Mäusewölfe und Maikäferlampen

Ich halte einen kleinen Schatz in Händen. Eines der Bücher aus jener Kiste hat sich als eine Art "goldenes Haushaltsbuch" aus dem Revolutionsjahr 1848 entpuppt - und bietet dank der damals aufgewühlten Zeiten besonders billige und praktische Überlebenshilfen. Es ist auf der einen Seite derart kurios und auf der anderen schon wieder zum Nachahmen zu empfehlen, dass ich große Lust hätte, es in modernisierter Form wieder aufzulegen.

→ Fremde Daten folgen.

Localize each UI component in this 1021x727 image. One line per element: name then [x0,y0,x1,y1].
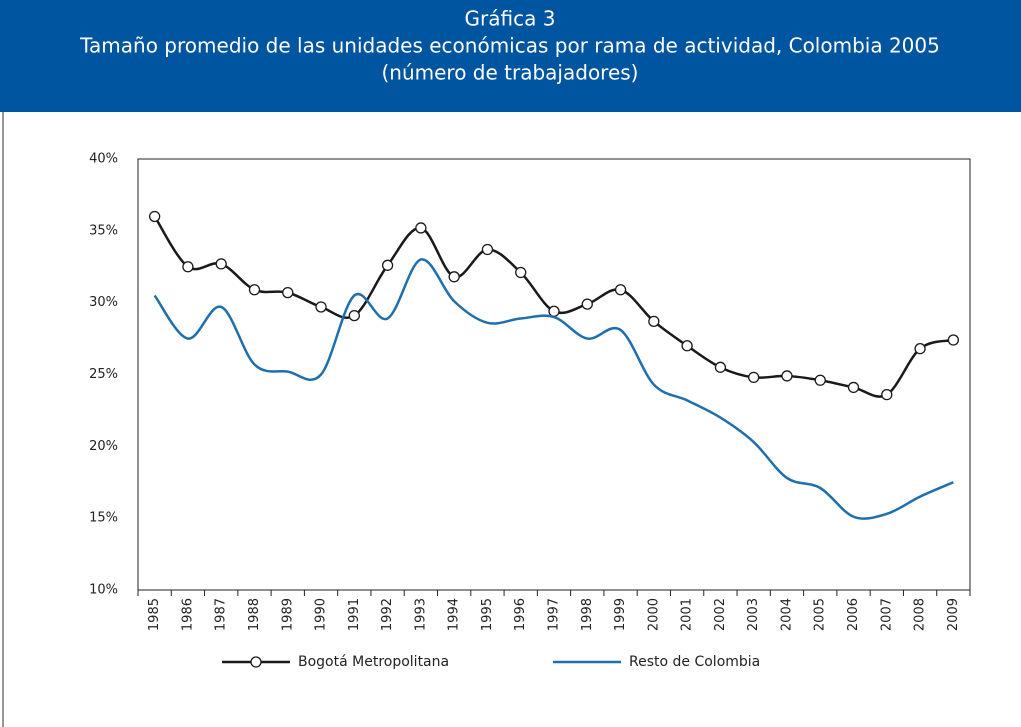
chart-subtitle: (número de trabajadores) [381,61,638,85]
x-tick-label: 1985 [147,598,162,631]
data-point [614,284,627,296]
data-point [681,340,693,352]
x-tick-label: 1990 [314,598,329,631]
x-tick-label: 1986 [180,598,195,631]
y-tick-label: 25% [89,367,118,382]
x-tick-label: 2007 [879,598,894,631]
x-tick-label: 1998 [580,598,595,631]
data-point [381,259,394,271]
data-point [714,361,727,373]
data-point [847,381,860,394]
data-point [348,309,360,322]
legend-marker [250,656,262,668]
data-point [947,334,960,346]
x-tick-label: 2005 [813,598,828,631]
data-point [581,298,593,310]
data-point [881,388,893,401]
x-tick-label: 2002 [713,598,728,631]
y-tick-label: 30% [89,295,118,310]
x-tick-label: 1989 [280,598,295,631]
legend-label: Resto de Colombia [629,654,760,670]
x-tick-label: 1992 [380,598,395,631]
data-point [481,243,494,256]
x-tick-label: 1988 [247,598,262,631]
x-tick-label: 1997 [547,598,562,631]
plot-frame [137,158,971,591]
chart-subtitle: Tamaño promedio de las unidades económic… [79,34,940,58]
data-point [248,284,261,296]
data-point [781,370,793,382]
chart-title: Gráfica 3 [465,7,556,31]
legend-label: Bogotá Metropolitana [298,654,449,670]
x-tick-label: 1996 [513,598,528,631]
y-tick-label: 15% [89,511,118,526]
x-tick-label: 2000 [646,598,661,631]
x-tick-label: 1987 [214,598,229,631]
x-tick-label: 1995 [480,598,495,631]
data-point [515,266,527,279]
data-point [315,301,327,313]
y-tick-label: 40% [89,152,118,167]
x-tick-label: 2006 [846,598,861,631]
data-point [182,261,194,273]
data-point [448,271,460,283]
data-point [148,210,161,223]
y-tick-label: 35% [89,223,118,238]
y-tick-label: 20% [89,439,118,454]
x-tick-label: 1993 [413,598,428,631]
x-tick-label: 1999 [613,598,628,631]
x-tick-label: 2004 [779,598,794,631]
x-tick-label: 1991 [347,598,362,631]
data-point [914,342,926,355]
x-tick-label: 2001 [680,598,695,631]
data-point [814,374,826,386]
header-band [0,0,1021,112]
x-tick-label: 1994 [447,598,462,631]
data-point [648,315,660,327]
data-point [215,258,227,270]
data-point [748,371,760,384]
y-tick-label: 10% [89,583,118,598]
data-point [548,305,560,317]
x-tick-label: 2008 [913,598,928,631]
x-tick-label: 2009 [946,598,961,631]
data-point [415,222,427,234]
x-tick-label: 2003 [746,598,761,631]
data-point [282,286,294,299]
series-line [153,258,954,520]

Gut, der Umgang mit Gift und Chemie war damals sträflich unwissend, wenn ich mir etwa die Empfehlung anschaue, wie man sich mittels Vitriol von einer Schierlingsvergiftung heilen könne. Das ist dann doch eher etwas fürs Fach der Krimiautoren. Auch selbstgebasteltes Arsenpapier gegen Fliegen und diese seltsame Sache mit dem Vitriolöl, das Flaschen zum Explodieren bringt, werden Mütter heute ihren Töchtern als Mit-gift nicht mehr empfehlen. Immerhin, der Schutzanstrich für Bäume gegen Benagen klingt verlässlich: Feingemahlenes Schießpulver mit gut durchbratenem Speck und weißem Hundekot vermengen, fertig. Man muss vorher nur dem armen Fifi zu viele Knochen geben, damit er an der nützlichen Verdauungsstörung leidet. Weh dem, der eine Streuobstwiese sein eigen nennt, aber nur einen einzigen Hund.

Herrlich sind die Ratschläge zum Wiedererlangen von Fußschweiß (sein Ausbleiben lebensgefährlich!), zum Stärken der Augen für Vielschreiber oder zum Erlangen eines vorzüglichen Gedächtnisses. Sie entsprechen modernen Erkenntnissen, die genauso wenig überholt sind wie das selbstgemischte Bügelwasser gegen Motten, das billige wohlduftende Eau de Cologne oder das Rezept für selbstgemachte Brühwürfel. Und während man heute Marder aus dem Haus mit voll dröhnender Stereoanlage vertreibt, hat man das damals eben noch aus eigener Kraft gemacht: mit Trompetendauerbeschallung.

Manches ist dann aber doch zu hart. Etwa wenn die gute Hausfrau zur Mäusevertilgung "Mäusewölfe" züchtet. Frau sperre ein paar dutzend Mäuse in einen Drahtkäfig, die sich durch Hungern langsam gegenseitig auffressen (die Hausfrau habe sich etwas in Geduld zu üben). Die letzte Überlebende wird lebenslang geil auf Mäusefleisch als Mäusewolf durch Haus und Keller jagen. Zimperlich waren die Damen von 1848 anscheinend nur im Roman. Die gleichen Frauen stellten ein Pulver aus lebendig verbrannten Blutegeln gegen störende Gesichtshärchen her und wussten, wie man verdorbene Butter oder sauer gewordenes Bier aufhübschte, um beides als frisch zu verkaufen.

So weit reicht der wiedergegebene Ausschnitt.